Bundesbank Rechungshof drängt auf Inventur der Goldreserven

Deutschland verfügt über einen Goldschatz in Milliardenhöhe - doch ein Großteil der Barren befindet sich im Ausland. Der Rechungshof fordert die Zentralbank daher auf, den Wert des Goldes zu prüfen. Die Bundesbank lehnt das ab.

Die Deutsche Bundesbank soll über fast 83.000 Goldbarren im Wert von 132,9 Milliarden Euro verfügen.

(Foto: dpa)

Die Bundesbank hütet einen geheimen Schatz. Zu den offiziellen Währungsreserven Deutschlands gehören Tausende Goldbarren im Wert von vielen Milliarden Euro. Das Problem: Die Barren lagern zu großen Teilen nicht in den eigenen Tresoren in Frankfurt, sondern in den Kellern ausländischer Notenbanken in Paris, London und New York - ein Relikt des Kalten Kriegs. Das Gold sollte in Sicherheit liegen, nicht zu nah am Ostblock.

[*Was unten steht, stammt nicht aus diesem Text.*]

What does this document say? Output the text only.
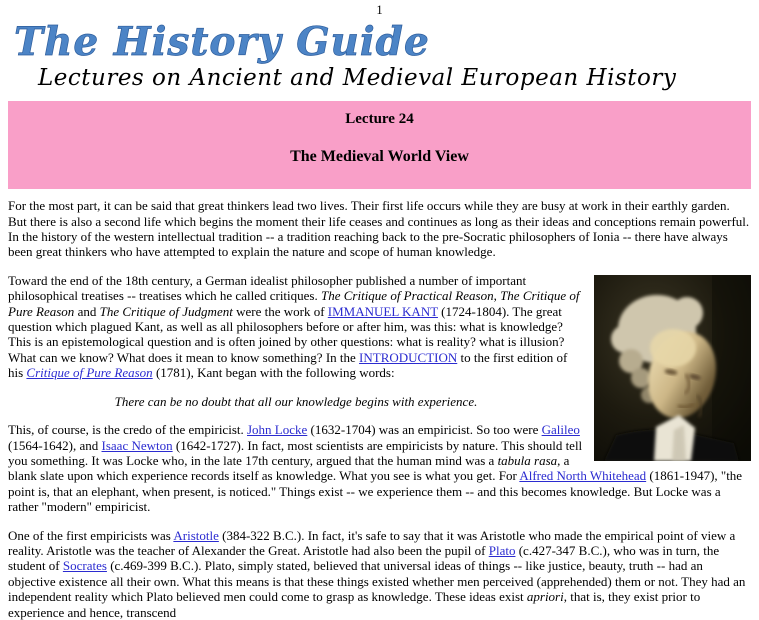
1
The History Guide
Lectures on Ancient and Medieval European History
Lecture 24
The Medieval World View

For the most part, it can be said that great thinkers lead two lives. Their first life occurs while they are busy at work in their earthly garden. But there is also a second life which begins the moment their life ceases and continues as long as their ideas and conceptions remain powerful. In the history of the western intellectual tradition -- a tradition reaching back to the pre-Socratic philosophers of Ionia -- there have always been great thinkers who have attempted to explain the nature and scope of human knowledge.

Toward the end of the 18th century, a German idealist philosopher published a number of important philosophical treatises -- treatises which he called critiques. The Critique of Practical Reason, The Critique of Pure Reason and The Critique of Judgment were the work of IMMANUEL KANT (1724-1804). The great question which plagued Kant, as well as all philosophers before or after him, was this: what is knowledge? This is an epistemological question and is often joined by other questions: what is reality? what is illusion? What can we know? What does it mean to know something? In the INTRODUCTION to the first edition of his Critique of Pure Reason (1781), Kant began with the following words:

There can be no doubt that all our knowledge begins with experience.

This, of course, is the credo of the empiricist. John Locke (1632-1704) was an empiricist. So too were Galileo (1564-1642), and Isaac Newton (1642-1727). In fact, most scientists are empiricists by nature. This should tell you something. It was Locke who, in the late 17th century, argued that the human mind was a tabula rasa, a blank slate upon which experience records itself as knowledge. What you see is what you get. For Alfred North Whitehead (1861-1947), "the point is, that an elephant, when present, is noticed." Things exist -- we experience them -- and this becomes knowledge. But Locke was a rather "modern" empiricist.

One of the first empiricists was Aristotle (384-322 B.C.). In fact, it's safe to say that it was Aristotle who made the empirical point of view a reality. Aristotle was the teacher of Alexander the Great. Aristotle had also been the pupil of Plato (c.427-347 B.C.), who was in turn, the student of Socrates (c.469-399 B.C.). Plato, simply stated, believed that universal ideas of things -- like justice, beauty, truth -- had an objective existence all their own. What this means is that these things existed whether men perceived (apprehended) them or not. They had an independent reality which Plato believed men could come to grasp as knowledge. These ideas exist apriori, that is, they exist prior to experience and hence, transcend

Diese Schutz ist heute nicht mehr nötig. Die Stimmen werden lauter, die Goldreserven nach Deutschland zu holen - oder zumindest in Augenschein zu nehmen. Der Bundesrechnungshof hat nun eine regelmäßige Inventur der im Ausland verwahrten deutschen Goldreserven gefordert. Das geht aus einem Bericht an den Haushaltsausschuss des Bundestags hervor, der der Süddeutschen Zeitung vorliegt und aus dem auch die Nachrichtenagentur Reuters zitiert.

Im Papier heißt es: "Angesichts des hohen Wertes der bei ausländischen Notenbanken gelagerten Goldbestände und der Tatsache, dass diese noch nie aufgenommen wurden, hält es der Bundesrechnungshof daher handelsrechtlich für erforderlich, auch die bei ausländischen Notenbanken verwahrten Goldbestände in regelmäßigen Zeitabständen mittels geeigneter Stichproben körperlich aufzunehmen."

1500 Tonnen Gold in den USA

Die Reserven der Bundesbank summieren sich demnach auf 3396 Tonnen Gold im Wert von 132,9 Milliarden Euro. In der Bundesbank-Zentrale liegen dem Bericht zufolge 82.857 Barren - etwa 1100 Tonnen, überwiegend in verplombten Containern mit je 50 Barren. Nach Informationen der Süddeutschen Zeitung liegen etwa 1500 Tonnen in den Tresoren der US-Notenbank Fed und weitere insgesamt 800 Tonnen bei den Notenbanken Englands und Frankreichs.

Das Edelmetall ist Teil der deutschen Währungsreserven und dient dazu, das Vertrauen der Bürger in die Solidität der Währung zu stärken.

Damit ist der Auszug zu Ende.